The bid-ask spread measures the difference between the price at which a security can be simultaneously bought and sold – a transaction that John Kay noted would never be undertaken by an investor. In the sovereign bond market, bid-ask spreads have broadly returned to levels before the global financial crisis. But in markets where they have increased this may simply indicate better pricing rather than a liquidity problem, as new regulations force banks to bear more of their own risk (the miss-pricing of risk was another major factor cited as a cause of the financial crisis).
Low measurements of liquidity could have several explanations: for example greater concentration in the asset management sector increases the liquidity impact of decisions by big players. Or quantitative easing could affect liquidity where large quantities of certain assets are removed from the market. So it does not follow that a decline in liquidity is caused only by regulation, or that removing certain regulations will restore liquidity.

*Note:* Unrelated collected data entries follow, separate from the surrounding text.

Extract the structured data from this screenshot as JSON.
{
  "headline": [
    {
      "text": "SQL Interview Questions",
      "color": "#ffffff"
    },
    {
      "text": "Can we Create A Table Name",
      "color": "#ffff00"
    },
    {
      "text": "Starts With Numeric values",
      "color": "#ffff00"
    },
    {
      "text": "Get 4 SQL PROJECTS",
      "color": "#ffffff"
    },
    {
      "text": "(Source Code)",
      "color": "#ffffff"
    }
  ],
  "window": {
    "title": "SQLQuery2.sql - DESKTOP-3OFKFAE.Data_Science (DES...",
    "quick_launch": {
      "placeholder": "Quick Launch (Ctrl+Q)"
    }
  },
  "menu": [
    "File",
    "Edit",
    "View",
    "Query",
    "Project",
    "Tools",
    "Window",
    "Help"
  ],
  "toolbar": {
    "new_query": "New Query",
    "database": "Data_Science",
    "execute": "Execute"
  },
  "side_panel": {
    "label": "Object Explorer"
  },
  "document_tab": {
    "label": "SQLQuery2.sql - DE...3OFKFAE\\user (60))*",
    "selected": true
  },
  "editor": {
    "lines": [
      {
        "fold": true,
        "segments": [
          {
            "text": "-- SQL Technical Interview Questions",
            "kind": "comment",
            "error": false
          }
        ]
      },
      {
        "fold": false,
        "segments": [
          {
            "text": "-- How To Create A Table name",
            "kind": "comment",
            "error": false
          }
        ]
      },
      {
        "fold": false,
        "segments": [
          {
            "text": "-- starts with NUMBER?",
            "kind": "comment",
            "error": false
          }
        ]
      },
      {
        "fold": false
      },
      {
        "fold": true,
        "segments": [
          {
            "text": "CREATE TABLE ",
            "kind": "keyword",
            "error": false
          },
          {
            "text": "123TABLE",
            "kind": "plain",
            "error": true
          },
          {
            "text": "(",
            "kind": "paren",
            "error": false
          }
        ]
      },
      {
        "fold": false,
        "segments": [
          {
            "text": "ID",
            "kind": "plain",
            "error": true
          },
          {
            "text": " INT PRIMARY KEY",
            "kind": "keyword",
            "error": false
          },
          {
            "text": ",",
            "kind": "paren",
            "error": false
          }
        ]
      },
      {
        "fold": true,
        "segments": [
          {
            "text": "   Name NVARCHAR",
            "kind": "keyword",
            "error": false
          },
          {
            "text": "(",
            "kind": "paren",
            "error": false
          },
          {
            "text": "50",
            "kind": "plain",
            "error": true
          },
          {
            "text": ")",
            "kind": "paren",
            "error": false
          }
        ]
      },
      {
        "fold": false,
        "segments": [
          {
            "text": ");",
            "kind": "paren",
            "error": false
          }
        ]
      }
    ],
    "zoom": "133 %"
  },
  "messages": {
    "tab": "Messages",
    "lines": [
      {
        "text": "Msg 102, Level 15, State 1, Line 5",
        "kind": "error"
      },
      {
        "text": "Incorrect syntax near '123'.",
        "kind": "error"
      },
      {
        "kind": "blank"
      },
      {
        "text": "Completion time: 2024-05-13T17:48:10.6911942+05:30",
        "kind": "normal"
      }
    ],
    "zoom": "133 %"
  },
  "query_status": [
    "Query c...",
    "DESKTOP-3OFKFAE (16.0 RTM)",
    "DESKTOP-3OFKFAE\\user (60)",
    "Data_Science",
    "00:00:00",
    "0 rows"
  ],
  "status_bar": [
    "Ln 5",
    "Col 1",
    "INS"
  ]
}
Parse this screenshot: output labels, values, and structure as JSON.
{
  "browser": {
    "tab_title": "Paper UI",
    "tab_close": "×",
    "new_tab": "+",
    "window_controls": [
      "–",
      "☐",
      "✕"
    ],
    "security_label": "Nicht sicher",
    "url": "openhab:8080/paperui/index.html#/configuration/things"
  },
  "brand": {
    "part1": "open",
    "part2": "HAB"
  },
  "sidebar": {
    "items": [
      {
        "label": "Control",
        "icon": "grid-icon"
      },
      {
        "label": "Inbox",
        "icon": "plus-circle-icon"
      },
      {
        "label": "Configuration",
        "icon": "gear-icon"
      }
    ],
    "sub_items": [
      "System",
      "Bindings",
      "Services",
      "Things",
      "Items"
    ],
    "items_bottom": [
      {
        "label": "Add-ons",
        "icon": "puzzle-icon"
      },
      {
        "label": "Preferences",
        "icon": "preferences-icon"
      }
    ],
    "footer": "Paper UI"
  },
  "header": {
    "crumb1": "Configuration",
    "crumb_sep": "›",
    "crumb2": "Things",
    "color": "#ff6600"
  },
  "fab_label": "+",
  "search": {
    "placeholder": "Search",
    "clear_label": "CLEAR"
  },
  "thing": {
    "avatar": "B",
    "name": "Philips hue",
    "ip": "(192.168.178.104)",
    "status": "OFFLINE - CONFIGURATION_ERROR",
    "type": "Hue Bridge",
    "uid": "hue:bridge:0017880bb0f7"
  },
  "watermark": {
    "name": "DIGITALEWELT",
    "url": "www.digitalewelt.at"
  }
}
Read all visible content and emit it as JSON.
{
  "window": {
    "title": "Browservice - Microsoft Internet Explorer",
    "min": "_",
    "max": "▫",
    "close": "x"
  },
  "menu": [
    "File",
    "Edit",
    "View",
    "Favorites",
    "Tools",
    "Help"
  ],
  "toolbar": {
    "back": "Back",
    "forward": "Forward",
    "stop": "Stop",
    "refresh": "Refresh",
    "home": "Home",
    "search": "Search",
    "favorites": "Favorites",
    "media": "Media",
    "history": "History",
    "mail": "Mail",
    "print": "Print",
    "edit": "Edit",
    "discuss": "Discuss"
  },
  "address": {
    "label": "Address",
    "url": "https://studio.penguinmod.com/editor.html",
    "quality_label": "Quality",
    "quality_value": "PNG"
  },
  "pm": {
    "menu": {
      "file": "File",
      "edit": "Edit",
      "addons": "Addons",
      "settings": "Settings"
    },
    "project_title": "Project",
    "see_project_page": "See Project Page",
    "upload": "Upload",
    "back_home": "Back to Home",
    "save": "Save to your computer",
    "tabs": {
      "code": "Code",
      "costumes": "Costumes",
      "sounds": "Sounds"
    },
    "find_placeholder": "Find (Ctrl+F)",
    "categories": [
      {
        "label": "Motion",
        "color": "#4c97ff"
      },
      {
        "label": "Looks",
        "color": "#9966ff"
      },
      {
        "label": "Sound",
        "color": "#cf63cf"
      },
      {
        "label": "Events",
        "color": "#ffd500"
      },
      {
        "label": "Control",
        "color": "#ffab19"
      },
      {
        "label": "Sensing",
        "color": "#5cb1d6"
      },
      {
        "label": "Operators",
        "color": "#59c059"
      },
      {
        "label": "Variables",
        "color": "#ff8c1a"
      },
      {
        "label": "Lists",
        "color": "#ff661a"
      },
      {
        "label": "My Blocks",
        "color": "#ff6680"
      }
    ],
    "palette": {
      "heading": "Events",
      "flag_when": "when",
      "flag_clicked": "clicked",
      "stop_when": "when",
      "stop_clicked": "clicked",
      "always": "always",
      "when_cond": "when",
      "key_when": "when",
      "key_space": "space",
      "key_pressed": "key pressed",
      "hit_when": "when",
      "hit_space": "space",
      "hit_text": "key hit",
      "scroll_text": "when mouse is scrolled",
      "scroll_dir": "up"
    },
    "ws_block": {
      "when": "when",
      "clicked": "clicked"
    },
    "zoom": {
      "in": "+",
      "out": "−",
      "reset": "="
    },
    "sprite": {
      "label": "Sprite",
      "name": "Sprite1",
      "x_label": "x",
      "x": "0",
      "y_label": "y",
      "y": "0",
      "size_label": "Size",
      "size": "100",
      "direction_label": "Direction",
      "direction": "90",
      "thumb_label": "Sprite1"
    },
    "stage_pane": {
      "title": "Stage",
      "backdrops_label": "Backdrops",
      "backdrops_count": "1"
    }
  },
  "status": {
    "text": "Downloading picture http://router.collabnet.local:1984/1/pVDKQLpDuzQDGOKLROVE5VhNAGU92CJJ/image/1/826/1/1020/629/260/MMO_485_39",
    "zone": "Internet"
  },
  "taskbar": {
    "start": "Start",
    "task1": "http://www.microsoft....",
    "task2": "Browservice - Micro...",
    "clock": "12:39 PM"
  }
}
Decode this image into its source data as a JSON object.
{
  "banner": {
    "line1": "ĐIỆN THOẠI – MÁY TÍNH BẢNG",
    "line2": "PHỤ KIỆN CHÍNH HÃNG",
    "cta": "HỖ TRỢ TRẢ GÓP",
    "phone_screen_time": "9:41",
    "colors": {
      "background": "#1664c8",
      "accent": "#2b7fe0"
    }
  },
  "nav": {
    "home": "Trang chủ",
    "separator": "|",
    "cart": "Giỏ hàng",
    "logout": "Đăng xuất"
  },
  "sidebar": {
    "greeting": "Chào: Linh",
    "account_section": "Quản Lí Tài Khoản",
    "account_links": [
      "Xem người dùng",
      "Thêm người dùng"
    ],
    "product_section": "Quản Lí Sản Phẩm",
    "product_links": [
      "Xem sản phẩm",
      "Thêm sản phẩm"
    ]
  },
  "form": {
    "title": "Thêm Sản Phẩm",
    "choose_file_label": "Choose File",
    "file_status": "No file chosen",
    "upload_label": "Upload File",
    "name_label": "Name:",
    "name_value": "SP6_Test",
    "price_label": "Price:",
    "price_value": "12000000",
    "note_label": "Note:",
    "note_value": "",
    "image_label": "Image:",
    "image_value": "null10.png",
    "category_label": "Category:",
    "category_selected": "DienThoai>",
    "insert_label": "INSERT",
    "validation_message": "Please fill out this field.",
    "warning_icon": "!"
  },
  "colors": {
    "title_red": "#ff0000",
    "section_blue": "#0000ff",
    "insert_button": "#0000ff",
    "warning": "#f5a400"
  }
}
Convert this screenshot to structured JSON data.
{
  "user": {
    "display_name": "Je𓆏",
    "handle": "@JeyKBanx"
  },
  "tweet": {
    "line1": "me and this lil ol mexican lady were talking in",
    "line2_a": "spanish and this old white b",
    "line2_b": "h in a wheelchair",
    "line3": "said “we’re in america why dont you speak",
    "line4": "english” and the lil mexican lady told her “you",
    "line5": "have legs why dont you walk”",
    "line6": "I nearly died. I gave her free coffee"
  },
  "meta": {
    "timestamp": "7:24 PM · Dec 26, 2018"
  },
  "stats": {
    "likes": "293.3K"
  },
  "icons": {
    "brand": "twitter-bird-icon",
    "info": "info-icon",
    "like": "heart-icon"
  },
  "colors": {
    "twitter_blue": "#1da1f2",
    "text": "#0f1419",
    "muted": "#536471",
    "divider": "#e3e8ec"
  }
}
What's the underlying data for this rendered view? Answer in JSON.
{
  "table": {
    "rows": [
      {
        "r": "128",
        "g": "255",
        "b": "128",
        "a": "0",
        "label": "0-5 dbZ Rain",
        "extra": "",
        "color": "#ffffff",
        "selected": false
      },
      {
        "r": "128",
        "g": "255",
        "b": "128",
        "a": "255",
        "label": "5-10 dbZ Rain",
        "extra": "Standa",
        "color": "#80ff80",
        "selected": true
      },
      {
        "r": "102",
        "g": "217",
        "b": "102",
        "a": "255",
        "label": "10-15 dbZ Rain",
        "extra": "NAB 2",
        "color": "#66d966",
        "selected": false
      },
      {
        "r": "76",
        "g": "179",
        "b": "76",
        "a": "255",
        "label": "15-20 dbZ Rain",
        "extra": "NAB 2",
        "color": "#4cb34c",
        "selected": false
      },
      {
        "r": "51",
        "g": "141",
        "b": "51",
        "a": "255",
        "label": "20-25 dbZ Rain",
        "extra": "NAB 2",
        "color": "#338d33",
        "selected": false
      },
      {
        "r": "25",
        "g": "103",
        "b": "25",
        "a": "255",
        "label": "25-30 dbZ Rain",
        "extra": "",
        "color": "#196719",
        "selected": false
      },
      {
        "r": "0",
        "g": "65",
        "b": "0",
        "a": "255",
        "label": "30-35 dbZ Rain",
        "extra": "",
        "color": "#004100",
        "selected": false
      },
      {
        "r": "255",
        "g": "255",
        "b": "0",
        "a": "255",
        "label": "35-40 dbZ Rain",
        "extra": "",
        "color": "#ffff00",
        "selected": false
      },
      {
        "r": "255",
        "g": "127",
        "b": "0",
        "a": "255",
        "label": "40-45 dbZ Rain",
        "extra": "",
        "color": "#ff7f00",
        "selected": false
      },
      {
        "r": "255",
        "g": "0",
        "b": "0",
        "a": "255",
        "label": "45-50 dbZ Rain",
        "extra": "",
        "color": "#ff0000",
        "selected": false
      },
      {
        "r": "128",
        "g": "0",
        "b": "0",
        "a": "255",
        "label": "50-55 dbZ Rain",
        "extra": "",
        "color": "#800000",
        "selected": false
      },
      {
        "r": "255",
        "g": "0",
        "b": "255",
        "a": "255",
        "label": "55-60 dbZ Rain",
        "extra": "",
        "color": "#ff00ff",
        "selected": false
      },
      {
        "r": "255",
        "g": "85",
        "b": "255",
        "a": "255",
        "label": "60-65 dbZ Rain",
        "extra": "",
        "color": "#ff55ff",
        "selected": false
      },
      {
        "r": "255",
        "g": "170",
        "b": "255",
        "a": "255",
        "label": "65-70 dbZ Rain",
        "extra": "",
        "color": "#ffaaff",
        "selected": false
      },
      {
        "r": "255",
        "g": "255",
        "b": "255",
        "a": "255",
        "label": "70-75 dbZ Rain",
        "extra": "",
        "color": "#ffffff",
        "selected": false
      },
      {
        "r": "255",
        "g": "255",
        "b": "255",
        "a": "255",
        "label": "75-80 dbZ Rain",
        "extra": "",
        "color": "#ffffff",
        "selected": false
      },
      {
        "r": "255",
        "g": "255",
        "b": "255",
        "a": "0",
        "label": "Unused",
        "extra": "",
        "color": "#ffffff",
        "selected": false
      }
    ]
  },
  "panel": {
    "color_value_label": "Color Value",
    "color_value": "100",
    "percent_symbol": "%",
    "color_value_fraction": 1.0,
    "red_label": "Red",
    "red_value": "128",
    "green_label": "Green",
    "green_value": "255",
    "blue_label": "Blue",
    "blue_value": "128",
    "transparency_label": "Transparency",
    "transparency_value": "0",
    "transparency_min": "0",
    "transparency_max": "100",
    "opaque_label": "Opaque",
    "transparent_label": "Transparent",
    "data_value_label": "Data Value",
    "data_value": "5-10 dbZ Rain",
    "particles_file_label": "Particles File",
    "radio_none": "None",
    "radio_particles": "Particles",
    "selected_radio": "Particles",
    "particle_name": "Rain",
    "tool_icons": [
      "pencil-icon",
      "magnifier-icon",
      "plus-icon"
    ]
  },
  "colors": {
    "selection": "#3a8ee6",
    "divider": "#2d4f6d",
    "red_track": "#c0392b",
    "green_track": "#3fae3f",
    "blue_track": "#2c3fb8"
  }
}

In fact, liquidity concerns may well be a symptom of deeper problems that these same regulations are designed to prevent. Former Citigroup CEO Chuck Prince famously said: “When the music stops, in terms of liquidity, things will be complicated. But as long as the music is playing, you’ve got to get up and dance.” In that case, it was doubts about solvency that stopped the music, and liquidity problems were the consequence.
The recent volatility in corporate and sovereign bond markets raises the same question: is it a new problem caused by new regulation, or a version of the same problem as before – an over-reliance on short term market liquidity – that regulation has not gone far enough to cure?
Keynes’s comment that none of the maxims of orthodox finance are “more anti-social than the fetish of liquidity” suggests that it is an old problem. His reasoning is just as relevant today: the doctrine of liquidity, he wrote, distracts investors from their social object and forgets that there is no such thing as liquidity of investment for the community as a whole (General Theory, chapter 12, section V.4).
A primary focus on liquidity makes sense for intermediaries whose business is transaction-based. For policymakers facing “liquidity lobbying” and for the wider economy, it could be worth taking a more detached view.